カトウは小さい頃、父親がエンジニアの転勤族だった。いろんな国に行った。アメリカ、カナダ、イギリス、ドイツ、ロシア、韓国、香港、上海、台湾、マレーシア、イラン、インド。何処の物とも分からない見覚えのない言語だった。縦に読むのか、横から読むのか、右から読むのか左から読むのか。それすら分からない。一番近いのはペルシャ語かサンスクリット語に近いが気がしたが。それともたぶん違う。それに、言語というのは規則性があるものだ。この書に書かれている謎の文字には規則性が全く無い。いや、書き写し続けている疲れからそう思うのだろうか。全部同じにも見えるし違う事が書かれている様にも思えた。回りを見ると縦書きで書き写している者、横から書き写している者、様々だ。カトウは英語の様に左から右へと横に書き写す事にした。
カトウは入信、いや、潜入の際に面倒くさいと思っていたが、気分を落ち着かせジェームズ・ボンドや、ミッション・インポッシブルのトム・クルーズになった気持ちで挑んだが、今の所そんな華々しい事件に巻き込まれる気配はなかった。
監視官は部屋の左隅で椅子に座って、皆を監視している。威圧的ではなかった。とても良い人そうな印象を受けた。40代の女性だ。まるで幼稚園の先生ではないかと思うくらいだ。
「出来ました!」と急に手をあげたのは、カトウの隣にいた30代くらいの女性だった。びっくりした。カトウも一生懸命フルスピードで写経をしていたが途中の青書の途中までだったからだ。
監視官がカトウの隣の女性に近づき、彼女の写経をチェックした。
「大変良く出来ていますね。スゴイです」と監視官が言った。
「ありがとうございます」
「では、最初からやり直してください」
「え?でも、よく出来ていると言ったじゃありませんか?」
「はい、大変良く出来ております。ですが、そうゆう問題ではないのです」
「どこが問題なのですか?」
「それは、お答えできません」
「わかりました。また書き直します」
カトウは絶望した。この赤ノ書、青ノ書、緑ノ書を写経すれば儀式が終わると思っていたからだ。それに隣の女性が写経した文字をちら見する限りかなりキレイに書き写していた。字の汚さが問題でも無さそうだ。一体何が問題なのだろう。
キレそうになったが我慢した。ここでキレたら意味がない。カトウには金が必要だった。少なくても2年は我慢しなくては。
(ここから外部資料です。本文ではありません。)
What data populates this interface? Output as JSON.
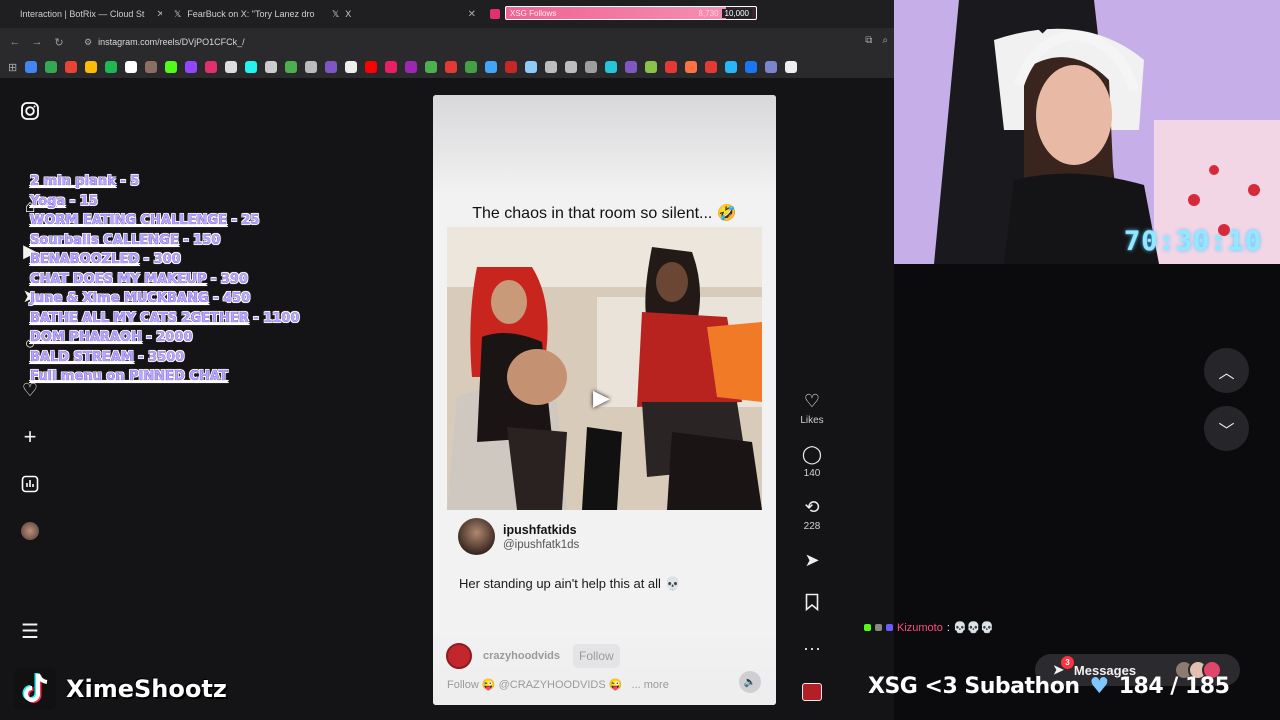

カトウの父は日本人で、母は韓国人だった。両親は留学先のカルフォルニアの大学で出会った。大学卒業後に結婚して父はエンジニアとして活躍。家族で世界中に転勤した。1年以上同じ土地に居たことはなかった。カトウ一家が日本に定住したのは彼が15歳の時だった。日本語は転機先の現地にある日本人グループが主催する土曜学校で習得していたので対した問題はなかった。「カルフォルニアの大学で両親が出会って、世界中を仕事できるなんて素敵だね」と友人は言った。確かにそうかもしれない。カトウが18歳の時までは。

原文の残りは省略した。